Home / Papers / L-LLM: Large Language LEGO Models

L-LLM: Large Language LEGO Models

88 Citations2023
Stanford CS224N CustomProject, Alex Wang, Calvin Laughlin
journal unavailable

No TL;DR found

Abstract

Our project introduces a multifaceted approach to generating novel LEGO instruction manuals in a text-based format. We leverage the vision capabilities of GPT-4o and fine-tune models such as GPT-3.5-turbo, Llama-2-7B-chat-hf, and Mistral-7B using a corpus of 90 existing text-based LEGO manuals.

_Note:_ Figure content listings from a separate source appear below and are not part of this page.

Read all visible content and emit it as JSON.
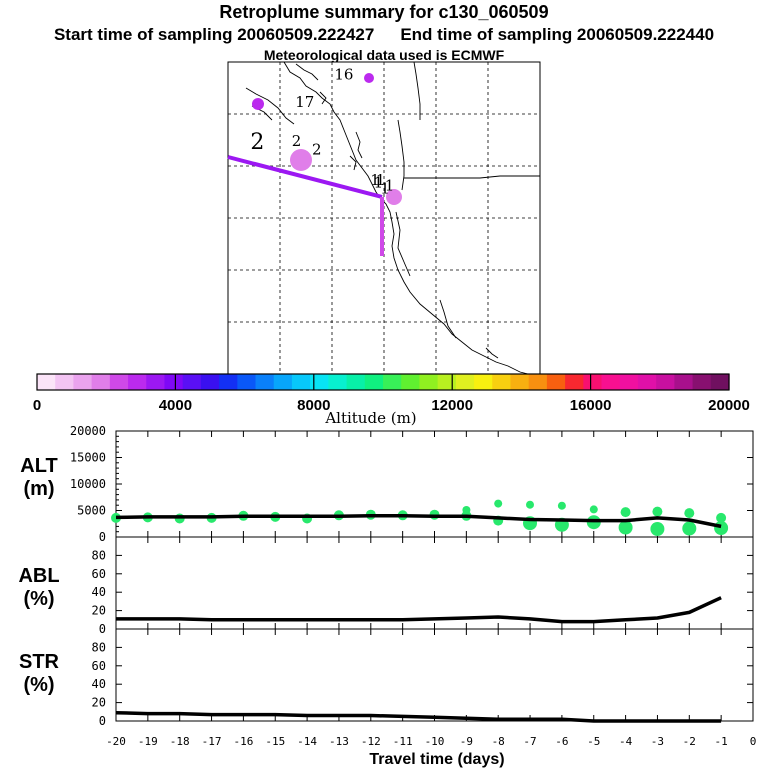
{
  "header": {
    "title": "Retroplume summary for c130_060509",
    "start": "Start time of sampling 20060509.222427",
    "end": "End time of sampling 20060509.222440",
    "met": "Meteorological data used is ECMWF"
  },
  "map": {
    "labels": [
      {
        "text": "16",
        "lon": 9.5,
        "lat": 10.6
      },
      {
        "text": "17",
        "lon": 6.0,
        "lat": 9.6
      },
      {
        "text": "2",
        "lon": 2.0,
        "lat": 8.1
      },
      {
        "text": "2",
        "lon": 5.7,
        "lat": 8.2
      },
      {
        "text": "2",
        "lon": 7.5,
        "lat": 7.9
      },
      {
        "text": "1",
        "lon": 12.7,
        "lat": 6.8
      },
      {
        "text": "1",
        "lon": 13.0,
        "lat": 6.7
      },
      {
        "text": "1",
        "lon": 13.2,
        "lat": 6.8
      },
      {
        "text": "1",
        "lon": 13.6,
        "lat": 6.5
      },
      {
        "text": "1",
        "lon": 14.0,
        "lat": 6.6
      }
    ]
  },
  "colorbar": {
    "label": "Altitude (m)",
    "ticks": [
      "0",
      "4000",
      "8000",
      "12000",
      "16000",
      "20000"
    ],
    "colors": [
      "#fbe4f8",
      "#f3c4f3",
      "#eaa3ee",
      "#e07ee9",
      "#cf49e8",
      "#bb2aee",
      "#9c18f2",
      "#7f08f6",
      "#5a10f4",
      "#3a10f0",
      "#1330f4",
      "#0a58f8",
      "#0a80fa",
      "#08a6fb",
      "#08c8fb",
      "#08e4f4",
      "#08f0d0",
      "#08f0a8",
      "#10f080",
      "#38f058",
      "#60f030",
      "#90f020",
      "#b8f020",
      "#e0f020",
      "#f8f010",
      "#f8d010",
      "#f8b010",
      "#f89010",
      "#f86010",
      "#f82830",
      "#f81070",
      "#f81090",
      "#f010a0",
      "#e010a8",
      "#c810a0",
      "#a8108c",
      "#881070",
      "#701060"
    ]
  },
  "chart_data": [
    {
      "type": "line",
      "name": "ALT",
      "ylabel": "ALT (m)",
      "ylim": [
        0,
        20000
      ],
      "yticks": [
        "20000",
        "15000",
        "10000",
        "5000",
        "0"
      ],
      "x": [
        -20,
        -19,
        -18,
        -17,
        -16,
        -15,
        -14,
        -13,
        -12,
        -11,
        -10,
        -9,
        -8,
        -7,
        -6,
        -5,
        -4,
        -3,
        -2,
        -1
      ],
      "values": [
        3700,
        3800,
        3800,
        3800,
        3900,
        3900,
        3900,
        3900,
        4000,
        4000,
        3900,
        3900,
        3600,
        3300,
        3200,
        3100,
        3100,
        3600,
        3200,
        2000
      ],
      "scatter": [
        [
          -20,
          3600
        ],
        [
          -19,
          3700
        ],
        [
          -18,
          3500
        ],
        [
          -17,
          3600
        ],
        [
          -16,
          4000
        ],
        [
          -15,
          3800
        ],
        [
          -14,
          3500
        ],
        [
          -13,
          4100
        ],
        [
          -12,
          4200
        ],
        [
          -11,
          4100
        ],
        [
          -10,
          4200
        ],
        [
          -9,
          4000
        ],
        [
          -9,
          5100
        ],
        [
          -8,
          3100
        ],
        [
          -8,
          6300
        ],
        [
          -7,
          2600
        ],
        [
          -7,
          6100
        ],
        [
          -6,
          2300
        ],
        [
          -6,
          5900
        ],
        [
          -5,
          2800
        ],
        [
          -5,
          5200
        ],
        [
          -4,
          1800
        ],
        [
          -4,
          4700
        ],
        [
          -3,
          1500
        ],
        [
          -3,
          4800
        ],
        [
          -2,
          1600
        ],
        [
          -2,
          4500
        ],
        [
          -1,
          1700
        ],
        [
          -1,
          3600
        ]
      ]
    },
    {
      "type": "line",
      "name": "ABL",
      "ylabel": "ABL (%)",
      "ylim": [
        0,
        100
      ],
      "yticks": [
        "80",
        "60",
        "40",
        "20",
        "0"
      ],
      "x": [
        -20,
        -19,
        -18,
        -17,
        -16,
        -15,
        -14,
        -13,
        -12,
        -11,
        -10,
        -9,
        -8,
        -7,
        -6,
        -5,
        -4,
        -3,
        -2,
        -1
      ],
      "values": [
        11,
        11,
        11,
        10,
        10,
        10,
        10,
        10,
        10,
        10,
        11,
        12,
        13,
        11,
        8,
        8,
        10,
        12,
        18,
        34
      ]
    },
    {
      "type": "line",
      "name": "STR",
      "ylabel": "STR (%)",
      "ylim": [
        0,
        100
      ],
      "yticks": [
        "80",
        "60",
        "40",
        "20",
        "0"
      ],
      "x": [
        -20,
        -19,
        -18,
        -17,
        -16,
        -15,
        -14,
        -13,
        -12,
        -11,
        -10,
        -9,
        -8,
        -7,
        -6,
        -5,
        -4,
        -3,
        -2,
        -1
      ],
      "values": [
        9,
        8,
        8,
        7,
        7,
        7,
        6,
        6,
        6,
        5,
        4,
        3,
        2,
        2,
        2,
        0,
        0,
        0,
        0,
        0
      ]
    }
  ],
  "xaxis": {
    "label": "Travel time (days)",
    "ticks": [
      "-20",
      "-19",
      "-18",
      "-17",
      "-16",
      "-15",
      "-14",
      "-13",
      "-12",
      "-11",
      "-10",
      "-9",
      "-8",
      "-7",
      "-6",
      "-5",
      "-4",
      "-3",
      "-2",
      "-1",
      "0"
    ]
  },
  "panel_labels": {
    "alt": [
      "ALT",
      "(m)"
    ],
    "abl": [
      "ABL",
      "(%)"
    ],
    "str": [
      "STR",
      "(%)"
    ]
  }
}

We detail our methodology, which includes fine-tuning these models on both existing and synthetically generated manuals from GPT-4o vision prompt engineering. Our contributions include a novel vision-to-text agent and the generation of new, small-scale LEGO instructions. Using our custom dataset comprised of instructions, most human-created for Bricks for the Blind and some translated from PDFs, we finetune our models to generate instructions for simple LEGO builds such as cars, castles, houses, boats, and space-ships. Additionally, we parse through visual instruction sets native to the LEGO website and translate them into the text-based format, enhancing the Bricks for the Blind dataset with synthetic data. For evaluation, we use two grading rubrics to score each generated build and instruction manual out of 100. GPT-4o evaluates the quality of instructions, while human scoring assesses the actual builds. We aim to highlight the creative potential of LLMs and their limitations in planning, creativity, and instruction. Results show that GPT-4o and fine-tuned LLama-2-7B have shown the most promise in novel instruction generation, but there is still much work do be done in planning and data gathering.